While Weinbaum and Curtis see Karzai’s recent moves as a significant turn away from Pakistan, others, such as Mr. Yusuf, argue this may be temporary.
“He is hedging, seeing what is on offer. He’ll self-correct and come back in the middle,” says Yusuf. “But if these things continue – remember he’s not an independent actor – if Kabul and Islamabad can’t come together then, yes, India’s sphere increases. The US might opt for a suboptimal solution without Pakistan. Pakistan may struggle to reassert itself and the region could head into chaos.”
The uncertainty over what Karzai’s intentions are for Pakistan, even as he signs a strategic pact with India, comes from his conciliatory remarks in recent days. In New Delhi, Karzai said “Pakistan is a twin brother, India is a great friend.”
While he confirmed that he had ended peace talks with the Taliban, he said he was sincere in his offer to talk directly with Pakistan. The mixed signals may account for Pakistan’s muted response so far.
Privately, a senior military official downplayed the partnership, telling the Monitor that the Pakistani military would need to wait and see the exact terms of the agreement.
On Thursday, Pakistan's government warned Karzai to be careful. "At this defining stage when challenges have multiplied, as have the opportunities, it is our expectation that everyone, especially those in position of authority in Afghanistan, will demonstrate requisite maturity and responsibility," Foreign Ministry spokeswoman Tehmina Janjua told reporters.

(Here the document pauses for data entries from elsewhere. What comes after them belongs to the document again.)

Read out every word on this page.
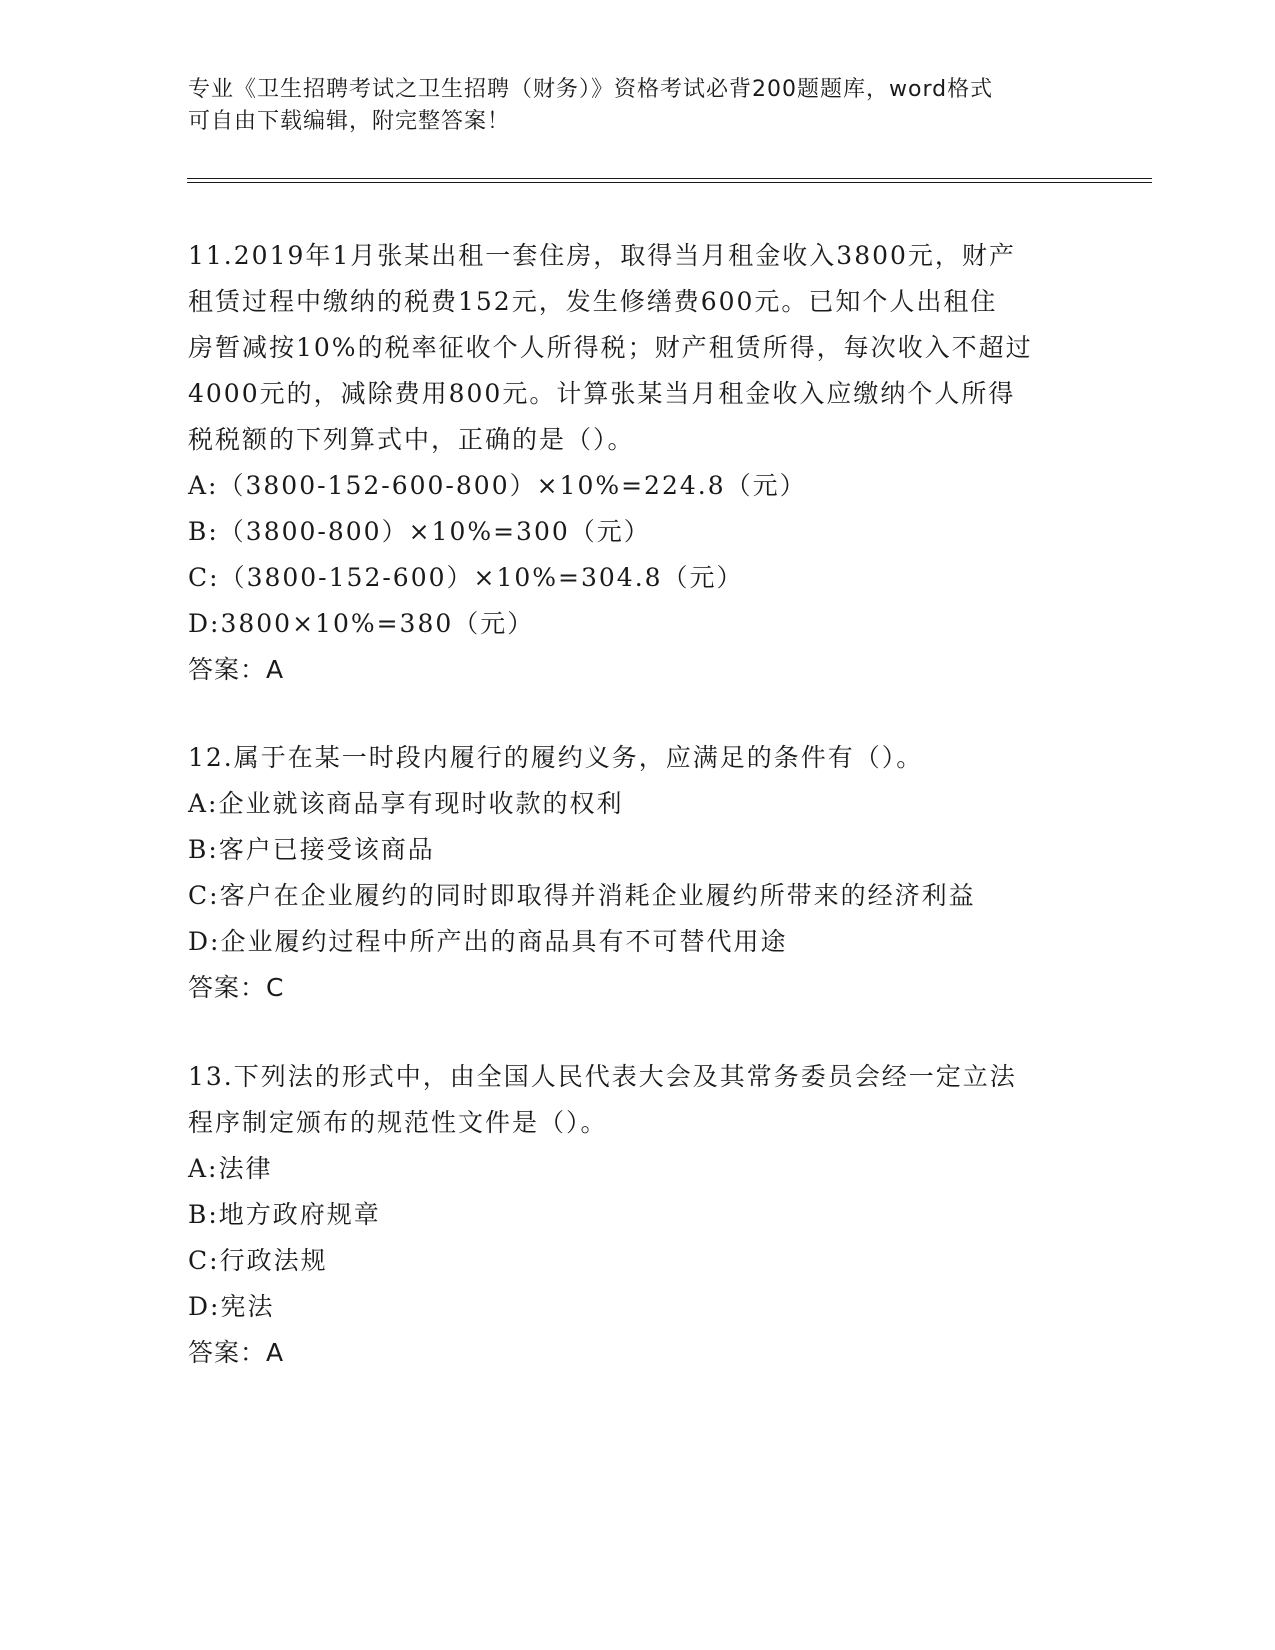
专业《卫生招聘考试之卫生招聘（财务）》资格考试必背200题题库，word格式
可自由下载编辑，附完整答案！

11.2019年1月张某出租一套住房，取得当月租金收入3800元，财产

租赁过程中缴纳的税费152元，发生修缮费600元。已知个人出租住

房暂减按10%的税率征收个人所得税；财产租赁所得，每次收入不超过

4000元的，减除费用800元。计算张某当月租金收入应缴纳个人所得

税税额的下列算式中，正确的是（）。

A: （3800-152-600-800）×10%=224.8（元）

B: （3800-800）×10%=300（元）

C: （3800-152-600）×10%=304.8（元）

D: 3800×10%=380（元）

答案：A

12.属于在某一时段内履行的履约义务，应满足的条件有（）。

A: 企业就该商品享有现时收款的权利

B: 客户已接受该商品

C: 客户在企业履约的同时即取得并消耗企业履约所带来的经济利益

D: 企业履约过程中所产出的商品具有不可替代用途

答案：C

13.下列法的形式中，由全国人民代表大会及其常务委员会经一定立法

程序制定颁布的规范性文件是（）。

A: 法律

B: 地方政府规章

C: 行政法规

D: 宪法

答案：A
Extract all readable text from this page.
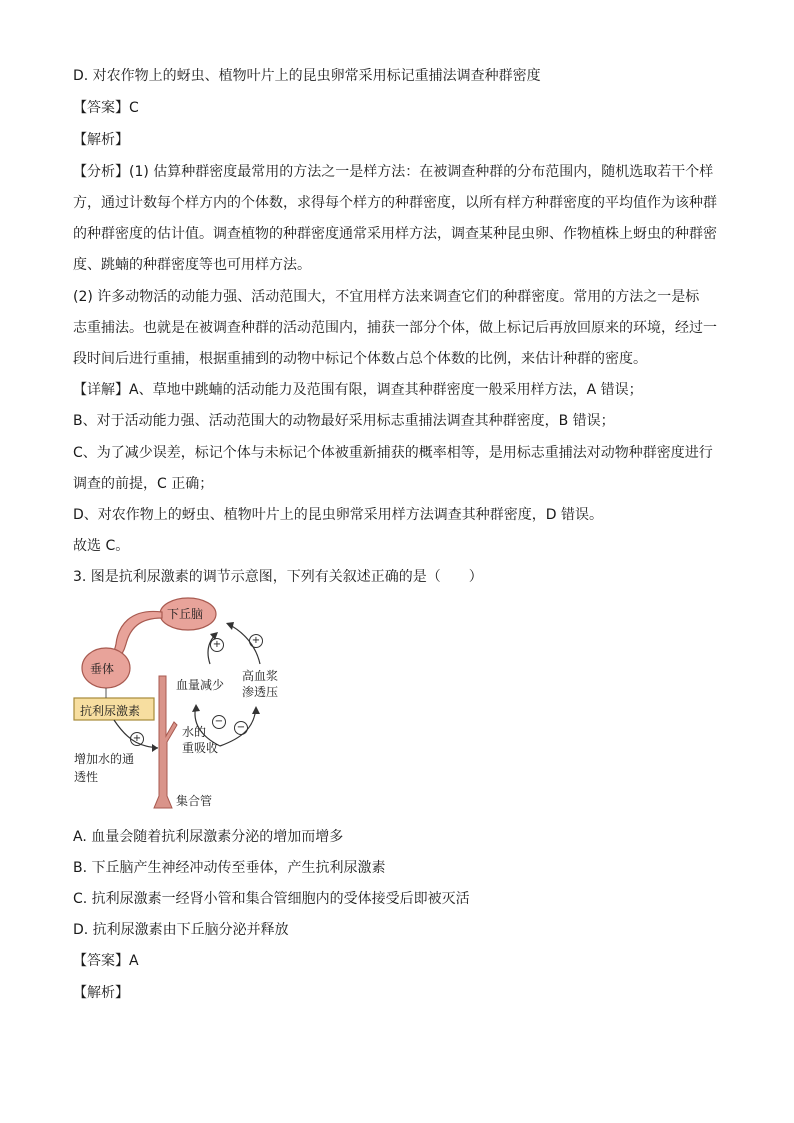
D. 对农作物上的蚜虫、植物叶片上的昆虫卵常采用标记重捕法调查种群密度
【答案】C
【解析】
【分析】(1) 估算种群密度最常用的方法之一是样方法：在被调查种群的分布范围内，随机选取若干个样
方，通过计数每个样方内的个体数，求得每个样方的种群密度，以所有样方种群密度的平均值作为该种群
的种群密度的估计值。调查植物的种群密度通常采用样方法，调查某种昆虫卵、作物植株上蚜虫的种群密
度、跳蝻的种群密度等也可用样方法。
(2) 许多动物活的动能力强、活动范围大，不宜用样方法来调查它们的种群密度。常用的方法之一是标
志重捕法。也就是在被调查种群的活动范围内，捕获一部分个体，做上标记后再放回原来的环境，经过一
段时间后进行重捕，根据重捕到的动物中标记个体数占总个体数的比例，来估计种群的密度。
【详解】A、草地中跳蝻的活动能力及范围有限，调查其种群密度一般采用样方法，A 错误；
B、对于活动能力强、活动范围大的动物最好采用标志重捕法调查其种群密度，B 错误；
C、为了减少误差，标记个体与未标记个体被重新捕获的概率相等，是用标志重捕法对动物种群密度进行
调查的前提，C 正确；
D、对农作物上的蚜虫、植物叶片上的昆虫卵常采用样方法调查其种群密度，D 错误。
故选 C。
3. 图是抗利尿激素的调节示意图，下列有关叙述正确的是（　　）
下丘脑
垂体
抗利尿激素
血量减少
高血浆
渗透压
水的
重吸收
增加水的通
透性
集合管
+	+
+
−
−
A. 血量会随着抗利尿激素分泌的增加而增多
B. 下丘脑产生神经冲动传至垂体，产生抗利尿激素
C. 抗利尿激素一经肾小管和集合管细胞内的受体接受后即被灭活
D. 抗利尿激素由下丘脑分泌并释放
【答案】A
【解析】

Nothing is ever final, not even the US timeline
For now, however, the rhetoric from India, Pakistan, and the US about supporting an Afghan-led peace process and noninterference by regional players has fallen to the side.
“The conclusion at the moment, also among Afghans, is that the Afghans can’t sort it out amongst themselves. But nothing is ever final, so things can turn around again. Even so, most Afghans didn’t believe in this Afghan-led process to start with. They believed that, at the least, you needed an outside mediator,” says Martine van Bijlert, codirector of the Afghanistan Analysts Network in Kabul.
Afghanistan’s outward turn for help could draw the US into a longer deployment there, a possibility being explored with a long-term pact Washington is seeking with Kabul.
“I think the Pakistanis think the US will completely disengage from Afghanistan, but I think they may be miscalculating,” says Curtis. “The major difference from the 1990s [civil war] is the US involvement.”